A l’occasion de son entrée dans la Bibliothèque de la Pléiade. L’écrivain Marc Weitzmann est allé le rencontrer chez lui, à New York. Philip Roth qui a quasiment écrit un roman tous les deux ans depuis 1959 aujourd’hui n’écrit plus… La discipline lui manque, dit-il, mais il pense avoir pris la bonne décision.

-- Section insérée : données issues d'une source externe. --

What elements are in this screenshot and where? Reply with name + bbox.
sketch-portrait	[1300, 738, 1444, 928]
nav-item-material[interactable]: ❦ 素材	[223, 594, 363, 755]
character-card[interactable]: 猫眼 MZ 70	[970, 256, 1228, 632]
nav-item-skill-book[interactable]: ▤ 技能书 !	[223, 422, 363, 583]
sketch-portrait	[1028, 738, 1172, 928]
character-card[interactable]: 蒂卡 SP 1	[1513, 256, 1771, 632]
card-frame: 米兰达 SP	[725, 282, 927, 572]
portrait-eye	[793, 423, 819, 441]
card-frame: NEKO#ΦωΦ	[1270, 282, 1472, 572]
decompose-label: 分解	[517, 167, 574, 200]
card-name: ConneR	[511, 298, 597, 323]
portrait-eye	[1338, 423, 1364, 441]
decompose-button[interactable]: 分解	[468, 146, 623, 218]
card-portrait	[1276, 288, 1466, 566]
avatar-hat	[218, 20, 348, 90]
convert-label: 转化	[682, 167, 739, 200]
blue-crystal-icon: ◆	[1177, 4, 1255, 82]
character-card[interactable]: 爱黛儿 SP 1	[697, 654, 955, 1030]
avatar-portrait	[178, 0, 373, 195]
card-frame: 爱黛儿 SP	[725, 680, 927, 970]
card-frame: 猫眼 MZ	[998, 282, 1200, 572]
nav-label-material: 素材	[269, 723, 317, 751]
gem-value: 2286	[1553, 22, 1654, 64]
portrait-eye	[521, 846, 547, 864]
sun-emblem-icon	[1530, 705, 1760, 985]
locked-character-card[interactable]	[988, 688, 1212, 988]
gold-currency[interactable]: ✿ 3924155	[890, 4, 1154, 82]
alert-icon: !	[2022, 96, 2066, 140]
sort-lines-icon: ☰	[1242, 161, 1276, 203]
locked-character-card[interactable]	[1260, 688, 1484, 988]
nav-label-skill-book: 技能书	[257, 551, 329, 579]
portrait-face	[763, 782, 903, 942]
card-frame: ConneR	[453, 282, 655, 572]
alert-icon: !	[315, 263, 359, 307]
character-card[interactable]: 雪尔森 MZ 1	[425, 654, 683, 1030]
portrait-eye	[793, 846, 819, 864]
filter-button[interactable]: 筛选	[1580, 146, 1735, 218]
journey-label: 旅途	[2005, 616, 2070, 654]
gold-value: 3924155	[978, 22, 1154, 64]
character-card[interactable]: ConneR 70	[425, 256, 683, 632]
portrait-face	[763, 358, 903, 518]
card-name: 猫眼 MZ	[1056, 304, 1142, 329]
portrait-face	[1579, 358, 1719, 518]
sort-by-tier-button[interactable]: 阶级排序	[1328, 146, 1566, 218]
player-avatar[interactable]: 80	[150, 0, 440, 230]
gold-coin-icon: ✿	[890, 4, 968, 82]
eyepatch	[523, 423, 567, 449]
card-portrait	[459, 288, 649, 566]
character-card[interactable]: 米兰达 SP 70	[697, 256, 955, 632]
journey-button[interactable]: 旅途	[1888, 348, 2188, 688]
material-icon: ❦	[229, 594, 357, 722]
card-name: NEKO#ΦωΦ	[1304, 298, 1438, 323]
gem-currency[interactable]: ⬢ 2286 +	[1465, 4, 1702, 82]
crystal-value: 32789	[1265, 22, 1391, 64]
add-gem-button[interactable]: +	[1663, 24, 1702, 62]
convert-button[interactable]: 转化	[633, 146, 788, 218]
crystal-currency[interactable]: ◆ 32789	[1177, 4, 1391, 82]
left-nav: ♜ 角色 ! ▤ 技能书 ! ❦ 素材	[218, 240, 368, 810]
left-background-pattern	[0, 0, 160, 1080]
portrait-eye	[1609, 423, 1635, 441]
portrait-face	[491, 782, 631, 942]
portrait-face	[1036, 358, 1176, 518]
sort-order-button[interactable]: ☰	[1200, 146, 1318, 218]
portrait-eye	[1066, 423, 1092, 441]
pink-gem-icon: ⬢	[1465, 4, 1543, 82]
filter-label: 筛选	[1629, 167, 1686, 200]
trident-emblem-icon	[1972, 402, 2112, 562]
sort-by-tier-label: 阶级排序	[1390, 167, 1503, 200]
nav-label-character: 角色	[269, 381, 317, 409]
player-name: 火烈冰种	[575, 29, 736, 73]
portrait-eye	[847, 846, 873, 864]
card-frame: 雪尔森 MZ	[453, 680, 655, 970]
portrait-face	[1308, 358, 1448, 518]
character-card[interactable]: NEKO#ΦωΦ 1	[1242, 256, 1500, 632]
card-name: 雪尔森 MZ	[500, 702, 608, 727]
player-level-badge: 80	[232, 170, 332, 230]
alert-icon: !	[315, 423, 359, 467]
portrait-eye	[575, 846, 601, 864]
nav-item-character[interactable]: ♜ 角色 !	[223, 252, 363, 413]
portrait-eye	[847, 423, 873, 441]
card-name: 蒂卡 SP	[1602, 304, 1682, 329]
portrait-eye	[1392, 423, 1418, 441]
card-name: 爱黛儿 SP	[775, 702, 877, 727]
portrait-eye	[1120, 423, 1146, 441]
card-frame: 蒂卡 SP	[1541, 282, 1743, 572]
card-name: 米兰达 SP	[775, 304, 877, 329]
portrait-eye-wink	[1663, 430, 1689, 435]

La conversation est précise, passionnante, sur les premiers écrits, sur les lectures, sur « les années 1960, le théâtre permanent des rues de New York durant cette décennie », l’effet libérateur de la parole, la psychanalyse, le sexe. Philip Roth se souvient qu’à cette époque il s’est demandé « pourquoi ne pas utiliser ça dans un livre ? Pourquoi ne pas être drôle dans un livre ? » Il ajoute : « Je savais déjà parler librement et parler librement de sexe, bien sûr. Ce qui était neuf, c'était de le faire dans un livre », en l’occurrence Portnoy et son complexe, qu’on appelle aujourd’hui La Plainte de Portnoy. Le succès fut absolument phénoménal.

Si vous avez le temps, lisez ce long entretien. A propos de Roth, Marc Weitzmann écrit la chose suivante, vertigineuse : « il est l'un des derniers « écrivains absolus » (…) l'ultime représentant des romanciers nés avant le triomphe de la télévision, et dont l'imagination comme la puissance de concentration ont été entièrement structurées par la littérature, d'une manière pratiquement plus envisageable aujourd'hui. »

Je vous renvoie au _Monde des livres_ daté d’aujourd’hui et à ce volume Philip Roth dans La Bibliothèque de la Pléiade chez Gallimard.